= Yogini Tantra =

16th or 17th-century tantric text

The Yogini Tantra is a 16th- or 17th-century tantric text by an unknown author either from Assam or Cooch Behar and is dedicated to the worship of Hindu goddesses Kali and Kamakhya. Apart from religious and philosophical themes, this voluminous tantra contains some historical information.

The text is especially important for the vamachara form of tantric worship.

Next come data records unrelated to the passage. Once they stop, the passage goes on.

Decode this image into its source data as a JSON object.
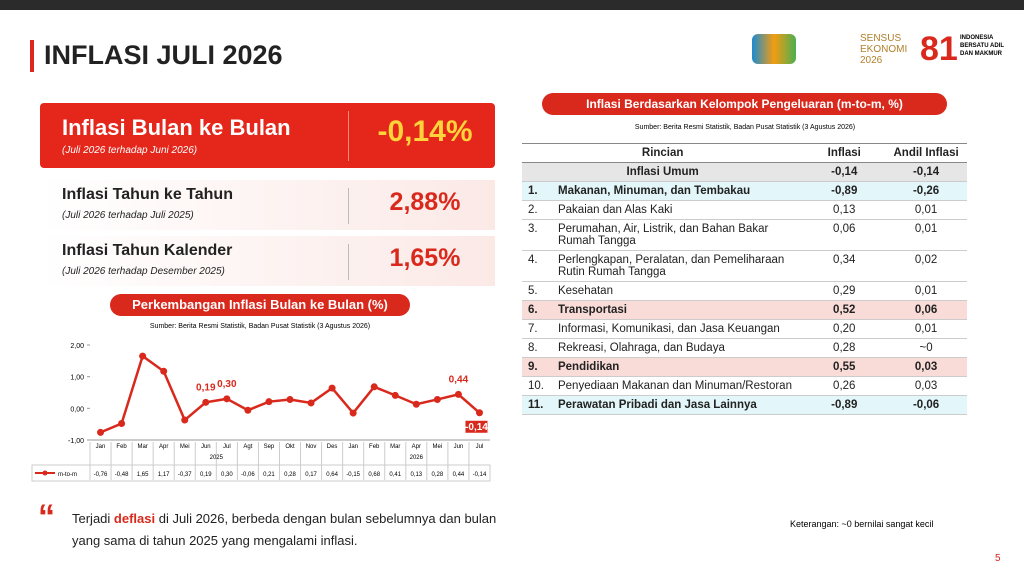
{
  "header": {
    "title": "INFLASI JULI 2026",
    "logo_text": "SENSUS EKONOMI 2026",
    "logo_text2": "INDONESIA BERSATU ADIL DAN MAKMUR",
    "page": "5"
  },
  "cards": [
    {
      "title": "Inflasi Bulan ke Bulan",
      "subtitle": "(Juli 2026 terhadap Juni 2026)",
      "value": "-0,14%"
    },
    {
      "title": "Inflasi Tahun ke Tahun",
      "subtitle": "(Juli 2026 terhadap Juli 2025)",
      "value": "2,88%"
    },
    {
      "title": "Inflasi Tahun Kalender",
      "subtitle": "(Juli 2026 terhadap Desember 2025)",
      "value": "1,65%"
    }
  ],
  "chart_data": {
    "type": "line",
    "title": "Perkembangan Inflasi Bulan ke Bulan (%)",
    "source": "Sumber: Berita Resmi Statistik, Badan Pusat Statistik (3 Agustus 2026)",
    "categories": [
      "Jan",
      "Feb",
      "Mar",
      "Apr",
      "Mei",
      "Jun",
      "Jul",
      "Agt",
      "Sep",
      "Okt",
      "Nov",
      "Des",
      "Jan",
      "Feb",
      "Mar",
      "Apr",
      "Mei",
      "Jun",
      "Jul"
    ],
    "groups": [
      {
        "name": "2025",
        "count": 12
      },
      {
        "name": "2026",
        "count": 7
      }
    ],
    "series": [
      {
        "name": "m-to-m",
        "color": "#d9291c",
        "values": [
          -0.76,
          -0.48,
          1.65,
          1.17,
          -0.37,
          0.19,
          0.3,
          -0.06,
          0.21,
          0.28,
          0.17,
          0.64,
          -0.15,
          0.68,
          0.41,
          0.13,
          0.28,
          0.44,
          -0.14
        ],
        "value_labels": [
          "-0,76",
          "-0,48",
          "1,65",
          "1,17",
          "-0,37",
          "0,19",
          "0,30",
          "-0,06",
          "0,21",
          "0,28",
          "0,17",
          "0,64",
          "-0,15",
          "0,68",
          "0,41",
          "0,13",
          "0,28",
          "0,44",
          "-0,14"
        ],
        "point_labels": [
          null,
          null,
          null,
          null,
          null,
          "0,19",
          "0,30",
          null,
          null,
          null,
          null,
          null,
          null,
          null,
          null,
          null,
          null,
          "0,44",
          "-0,14"
        ]
      }
    ],
    "ylim": [
      -1,
      2
    ],
    "yticks": [
      {
        "value": -1,
        "label": "-1,00"
      },
      {
        "value": 0,
        "label": "0,00"
      },
      {
        "value": 1,
        "label": "1,00"
      },
      {
        "value": 2,
        "label": "2,00"
      }
    ]
  },
  "quote": {
    "before": "Terjadi ",
    "highlight": "deflasi",
    "after": " di Juli 2026, berbeda dengan bulan sebelumnya dan bulan yang sama di tahun 2025 yang mengalami inflasi."
  },
  "table": {
    "title": "Inflasi Berdasarkan Kelompok Pengeluaran (m-to-m, %)",
    "source": "Sumber: Berita Resmi Statistik, Badan Pusat Statistik (3 Agustus 2026)",
    "columns": [
      "Rincian",
      "Inflasi",
      "Andil Inflasi"
    ],
    "summary": [
      "Inflasi Umum",
      "-0,14",
      "-0,14"
    ],
    "rows": [
      [
        "1.",
        "Makanan, Minuman, dan Tembakau",
        "-0,89",
        "-0,26"
      ],
      [
        "2.",
        "Pakaian dan Alas Kaki",
        "0,13",
        "0,01"
      ],
      [
        "3.",
        "Perumahan, Air, Listrik, dan Bahan Bakar Rumah Tangga",
        "0,06",
        "0,01"
      ],
      [
        "4.",
        "Perlengkapan, Peralatan, dan Pemeliharaan Rutin Rumah Tangga",
        "0,34",
        "0,02"
      ],
      [
        "5.",
        "Kesehatan",
        "0,29",
        "0,01"
      ],
      [
        "6.",
        "Transportasi",
        "0,52",
        "0,06"
      ],
      [
        "7.",
        "Informasi, Komunikasi, dan Jasa Keuangan",
        "0,20",
        "0,01"
      ],
      [
        "8.",
        "Rekreasi, Olahraga, dan Budaya",
        "0,28",
        "~0"
      ],
      [
        "9.",
        "Pendidikan",
        "0,55",
        "0,03"
      ],
      [
        "10.",
        "Penyediaan Makanan dan Minuman/Restoran",
        "0,26",
        "0,03"
      ],
      [
        "11.",
        "Perawatan Pribadi dan Jasa Lainnya",
        "-0,89",
        "-0,06"
      ]
    ],
    "note": "Keterangan: ~0 bernilai sangat kecil"
  }
}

The Northeast Indian Yogini Tantra manuscript referenced here should not be confused with a classification of Vajrayana Tantras known as Anuttarayoga Tantras which include a sub-class known as the Mother Tantras which includes a further sub-classification known as the Yogini Tantras.

== Date and Place ==
The Yogini Tantra was written in Assam or Cooch Behar in the 16th or 17th century. The date is determined from the reference to the 16th-century Koch dynasty (kuvacha), who are said to have been born to a Mech woman.
Some authors place it in the 17th century.

== Published Versions ==
There are contemporary published versions of the entire Yogini Tantra in Sanskrit, and there are versions that include Hindi language translations. There are no known published English language translations at this time. There is a partial English language summary of the contents of the Yogini Tantra available online and the Sanskrit language version includes an English language Preface and Introduction with important details about the manuscript including other published versions in Indic languages.